Je n'oublierai jamais le sentiment de panique totale qui m'a envahie lorsque ma fille a disparu un été dans le Parc zoologique national de Washington. A quatre adultes, nous étions largement en mesure de nous répartir la surveillance des enfants et de déployer nos forces sur plusieurs attractions.
Jusqu'à ce, tard dans la journée, chacun pense qu'Allyson était sous la surveillance de quelqu'un d'autre.
Heureusement, lorsqu'elle a réalisé qu'elle était seule, elle s'est dirigée vers un membre du personnel du zoo et nous l'avons rapidement retrouvée. Mais il a fallu beaucoup de temps pour que la montée d'adrénaline provoquée par la peur retombe et que les angoisses générées par tout ce qui aurait pu se passer s'estompent à leur tour.
Ce "quelqu'un d'autre est responsable de la prise en charge" est un problème similaire qui existe également au sein de nos systèmes de santé modernes et complexes. Le maillon le plus faible de la chaîne se met en place lors des périodes de transitions : entre les prestataires de soins de santé, les établissements et les lieux de soins. Pour les patients, une mauvaise coordination des soins peut signifier qu'ils finiront par être réadmis à l'hôpital, que des résultats de test significatifs passeront inaperçus ou que les soins de suivi n'auront jamais lieu. D'après une étude, presque la moitié des adultes est victime d'une erreur médicale après leur sortie de l'hôpital et 19 à 23 % d'entre eux souffrent d'un évènement indésirable.
Dans le cadre d'une étude qualitative menée en Caroline du nord, des médecins généralistes et des membres issus du personnel hospitalier ont été interrogés afin d'aider à identifier les obstacles et les solutions à un transfert de soins efficace. L'un des thèmes majeurs qui ressort de cette étude est l'absence clairement établie de responsabilité, plus particulièrement :
- Qui est responsable du suivi des tests en cours après la sortie de l'hôpital ? Qu'advient-il des résultats anormaux ?

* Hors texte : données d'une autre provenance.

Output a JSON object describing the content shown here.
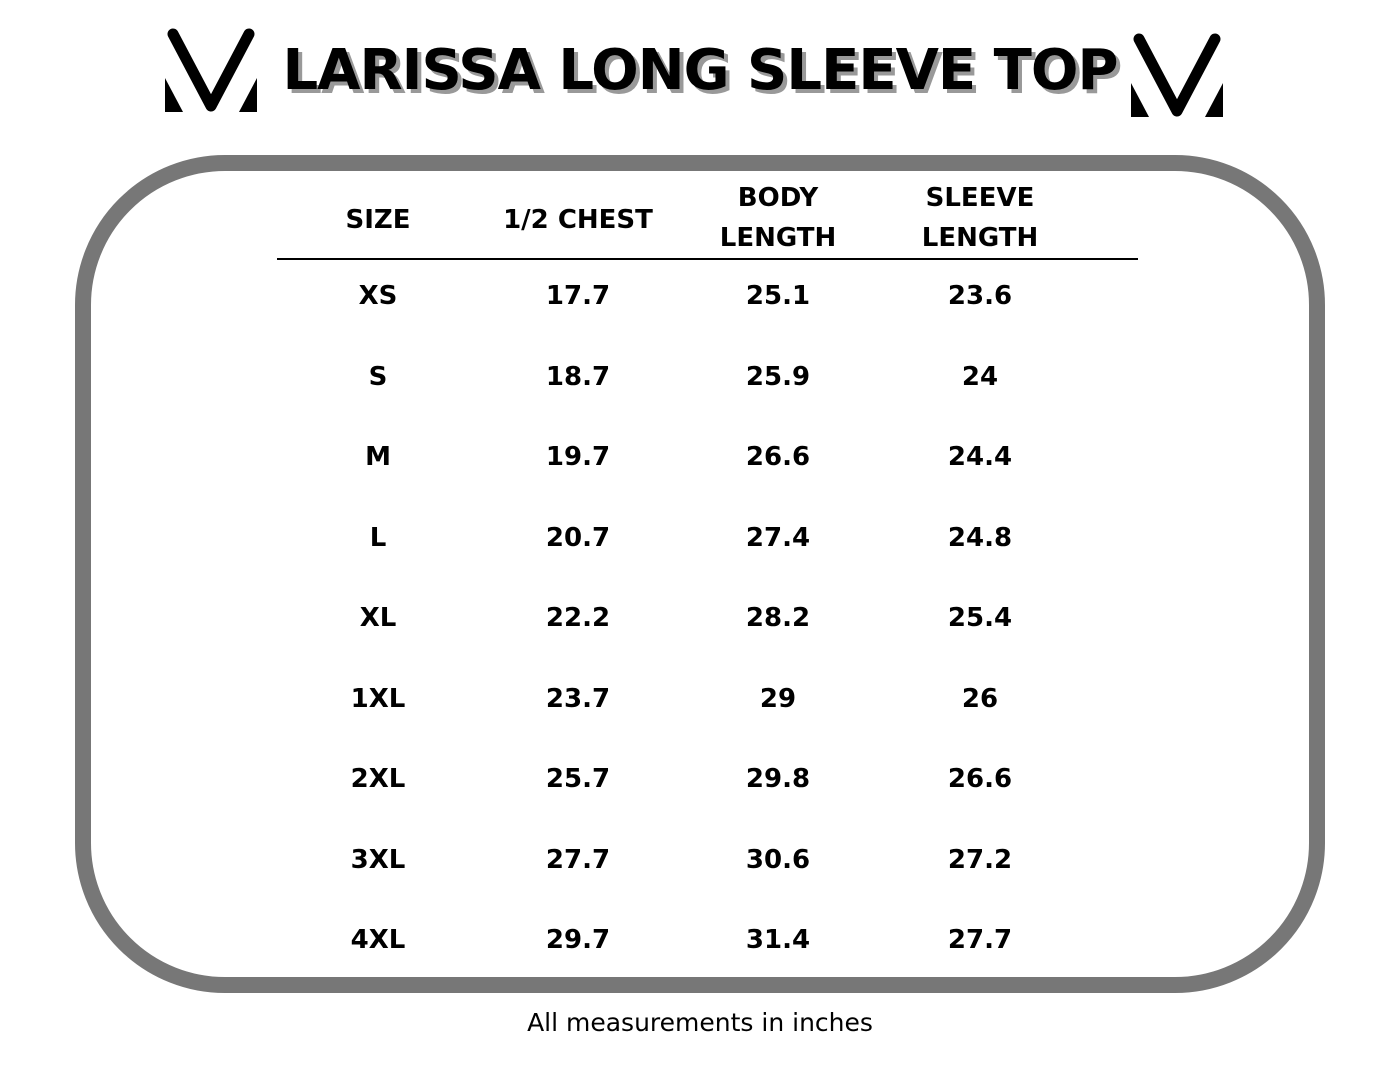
{
  "title": "LARISSA LONG SLEEVE TOP",
  "header_lines": [
    [
      "SIZE"
    ],
    [
      "1/2 CHEST"
    ],
    [
      "BODY",
      "LENGTH"
    ],
    [
      "SLEEVE",
      "LENGTH"
    ]
  ],
  "rows": [
    [
      "XS",
      "17.7",
      "25.1",
      "23.6"
    ],
    [
      "S",
      "18.7",
      "25.9",
      "24"
    ],
    [
      "M",
      "19.7",
      "26.6",
      "24.4"
    ],
    [
      "L",
      "20.7",
      "27.4",
      "24.8"
    ],
    [
      "XL",
      "22.2",
      "28.2",
      "25.4"
    ],
    [
      "1XL",
      "23.7",
      "29",
      "26"
    ],
    [
      "2XL",
      "25.7",
      "29.8",
      "26.6"
    ],
    [
      "3XL",
      "27.7",
      "30.6",
      "27.2"
    ],
    [
      "4XL",
      "29.7",
      "31.4",
      "27.7"
    ]
  ],
  "footnote": "All measurements in inches",
  "colors": {
    "border": "#777777",
    "shadow": "#999999"
  }
}
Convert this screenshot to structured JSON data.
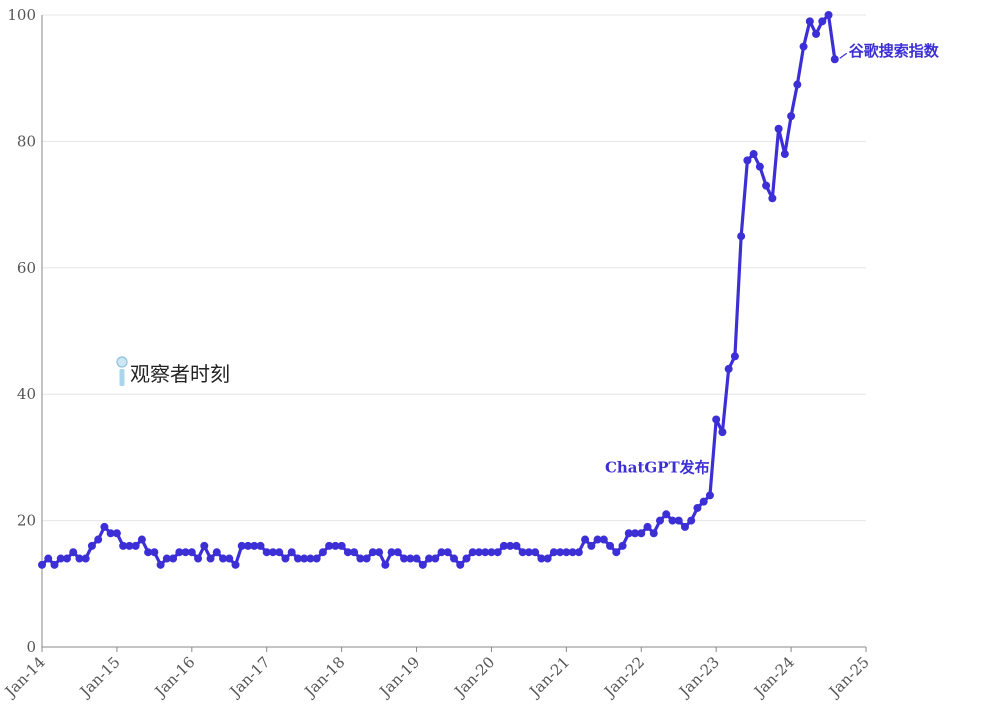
{
  "chart_data": {
    "type": "line",
    "x_ticks": [
      "Jan-14",
      "Jan-15",
      "Jan-16",
      "Jan-17",
      "Jan-18",
      "Jan-19",
      "Jan-20",
      "Jan-21",
      "Jan-22",
      "Jan-23",
      "Jan-24",
      "Jan-25"
    ],
    "y_ticks": [
      "0",
      "20",
      "40",
      "60",
      "80",
      "100"
    ],
    "ylim": [
      0,
      100
    ],
    "grid": true,
    "series": [
      {
        "name": "谷歌搜索指数",
        "color": "#3d2fd6",
        "values": [
          13,
          14,
          13,
          14,
          14,
          15,
          14,
          14,
          16,
          17,
          19,
          18,
          18,
          16,
          16,
          16,
          17,
          15,
          15,
          13,
          14,
          14,
          15,
          15,
          15,
          14,
          16,
          14,
          15,
          14,
          14,
          13,
          16,
          16,
          16,
          16,
          15,
          15,
          15,
          14,
          15,
          14,
          14,
          14,
          14,
          15,
          16,
          16,
          16,
          15,
          15,
          14,
          14,
          15,
          15,
          13,
          15,
          15,
          14,
          14,
          14,
          13,
          14,
          14,
          15,
          15,
          14,
          13,
          14,
          15,
          15,
          15,
          15,
          15,
          16,
          16,
          16,
          15,
          15,
          15,
          14,
          14,
          15,
          15,
          15,
          15,
          15,
          17,
          16,
          17,
          17,
          16,
          15,
          16,
          18,
          18,
          18,
          19,
          18,
          20,
          21,
          20,
          20,
          19,
          20,
          22,
          23,
          24,
          36,
          34,
          44,
          46,
          65,
          77,
          78,
          76,
          73,
          71,
          82,
          78,
          84,
          89,
          95,
          99,
          97,
          99,
          100,
          93
        ]
      }
    ],
    "start_label": "Jan-14",
    "annotations": [
      {
        "text": "ChatGPT发布",
        "x_label": "Nov-22"
      },
      {
        "text": "谷歌搜索指数",
        "x_label": "Jul-24"
      }
    ],
    "logo_text": "观察者时刻"
  }
}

- Qui s'occupe de dispenser les soins de suivi à domicile une fois le patient rentré chez lui ?
- Qui s'assure que le médecin généraliste a bien été informé de l'hospitalisation de son patient ? Et qu'une information pertinente concernant son suivi a effectivement été transmise et reçue ?
Les systèmes de dossiers médicaux électroniques (DME) permettent désormais aux équipes de soins pluridisciplinaires de rester informées et d'assurer le suivi des résultats des tests médicaux, de veiller à l'adhésion des patients aux programmes de soins et à la documentation en bonne et due forme des transferts de prestations de soins, pour celles qui utilisent un DME. Mais aux Etats-Unis, un patient âgé atteint de 5 maladies chroniques ou plus voit 13 médecins différents au cours d'une année. Et une fois le patient hors de portée du DME de l'hôpital, il n'existe plus de réelle visibilité dans un écosystème de santé composé de prestataires de soins à domicile, d'agences de service sociaux, de pharmacies, de thérapeutes, de laboratoires de référence et autres. Chacun de ces professionnels occupés, et bien intentionnés, supposera que quelqu'un d'autre "s'en" occupe.
Le résultat ? La non-responsabilité en matière de soins de santé.
Il n'existe pas de solution simple. Mais permettre une visibilité au-delà des frontières du DME serait une première étape.
Si nous devons continuer à avancer sur la voie d'une prestation de soins dispensés en équipe, dans un contexte non intensif et en partenariat total avec les patients et leur famille, nous devons partager l'information relative à la santé de façon plus efficace et tirer profit des plans de soins partagés grâce à des boucles de rétroaction intelligentes. Alors seulement serons nous véritablement en mesure d'évoluer vers la responsabilité en matière de soins.